Est-ce que dire « cet appel peut être enregistré » est suffisant ?
Une information claire dès le début de l'appel est une pratique essentielle et, dans de nombreux pays où le consentement est unilatéral, elle permet d'obtenir le consentement nécessaire car elle supprime toute attente raisonnable de confidentialité et donne à la personne la possibilité de s'y opposer. Dans les pays où le consentement est multilatéral et en vertu de réglementations sur la protection des données comme GDPR , un consentement écrit ou une autre base légale, ainsi qu'une notice d'information plus complète, peuvent également être requis. L'information est nécessaire, mais pas toujours suffisante à elle seule.
Combien de temps dois-je conserver les enregistrements des appels ?
Il n'existe pas de durée de conservation universelle. Celle-ci est déterminée par les exigences réglementaires minimales, les obligations de conservation liées à des litiges ou procédures judiciaires, et les règles de minimisation des données qui vous incitent à ne conserver les données que le temps nécessaire. En pratique, il est recommandé d'établir un calendrier de conservation documenté pour chaque type d'enregistrement, de prévoir la suppression automatique des données à l'expiration de la période et de définir des dérogations aux obligations de conservation légales, en collaboration avec votre service juridique, en fonction de votre secteur d'activité et de votre juridiction, plutôt que de se baser sur un chiffre générique.
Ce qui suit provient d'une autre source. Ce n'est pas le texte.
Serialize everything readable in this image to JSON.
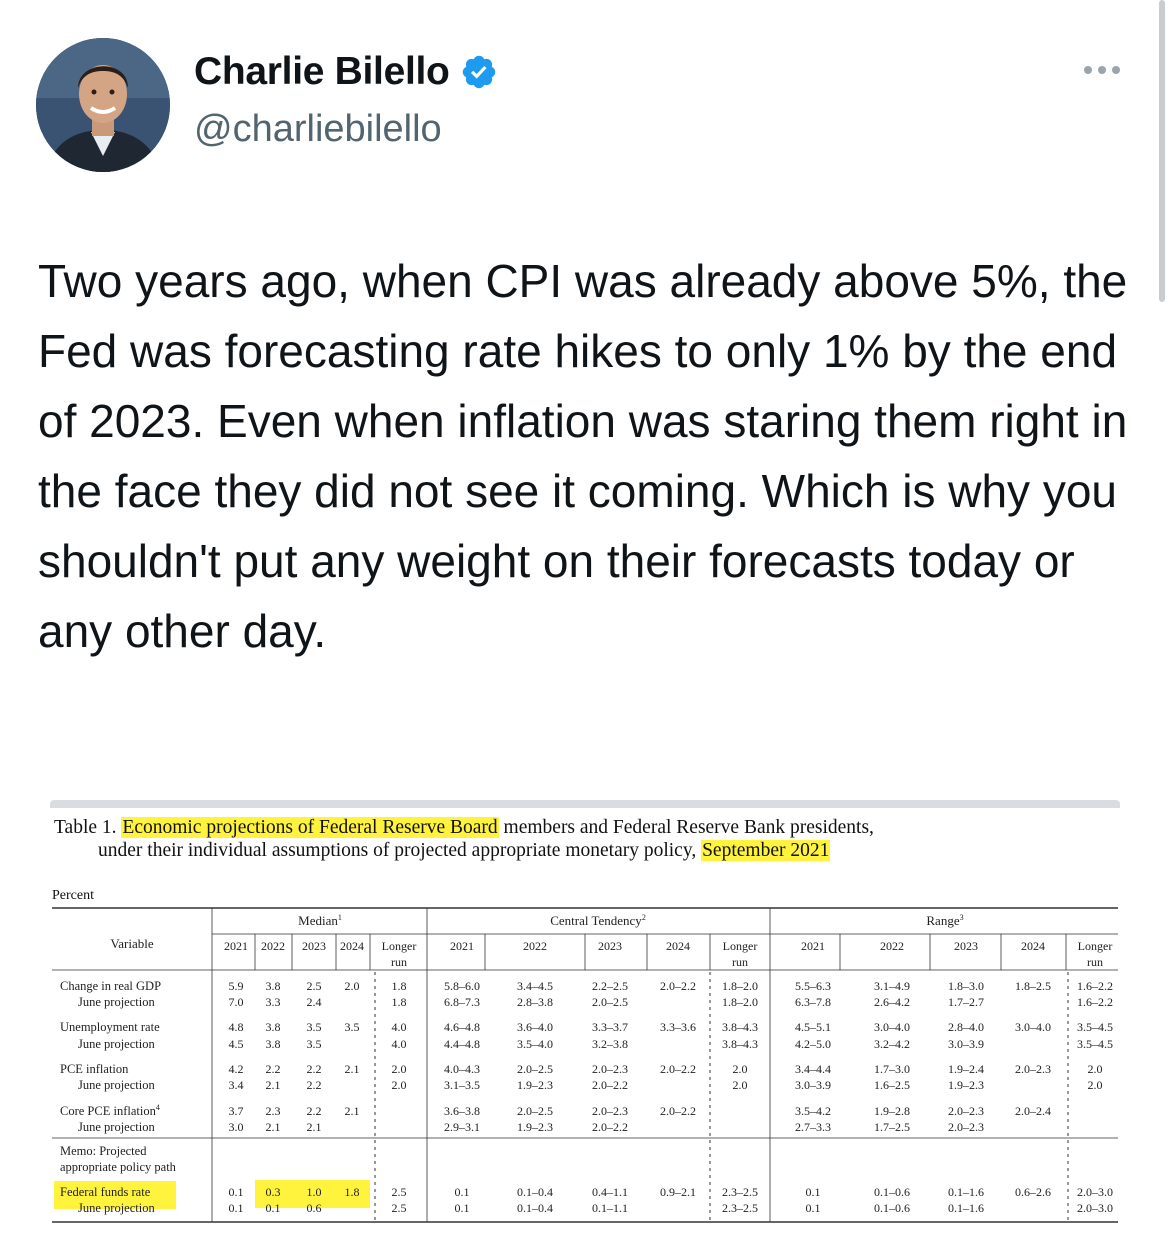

Comment puis-je rester conforme à la norme PCI-DSS lorsque les appelants lisent les numéros de carte à voix haute ?
Évitez absolument d'enregistrer les données de carte. La méthode standard consiste à mettre l'enregistrement en pause puis à le reprendre (ou à masquer l'audio) au moment précis où le numéro de carte et le code de sécurité sont énoncés, afin qu'aucune donnée d'authentification sensible ne soit enregistrée. L'enregistrement reste ainsi exploitable pour l'assurance qualité tout en réduisant votre périmètre d'application PCI-DSS.
Les transcriptions d'appels sont-elles soumises aux mêmes obligations légales que les enregistrements audio ?
Oui. Une transcription permettant d'identifier une personne constitue une donnée personnelle et est soumise aux mêmes obligations légales de base, de contrôle d'accès et de conservation que l'enregistrement source. L'analyse automatisée peut engendrer des exigences de transparence supplémentaires ; il est donc essentiel de maintenir une intervention humaine pour évaluer les conséquences. Traitez les transcriptions, y compris les transcriptions multilingues produites par une IA capable de traiter le langage naturel, avec le même soin que les enregistrements originaux.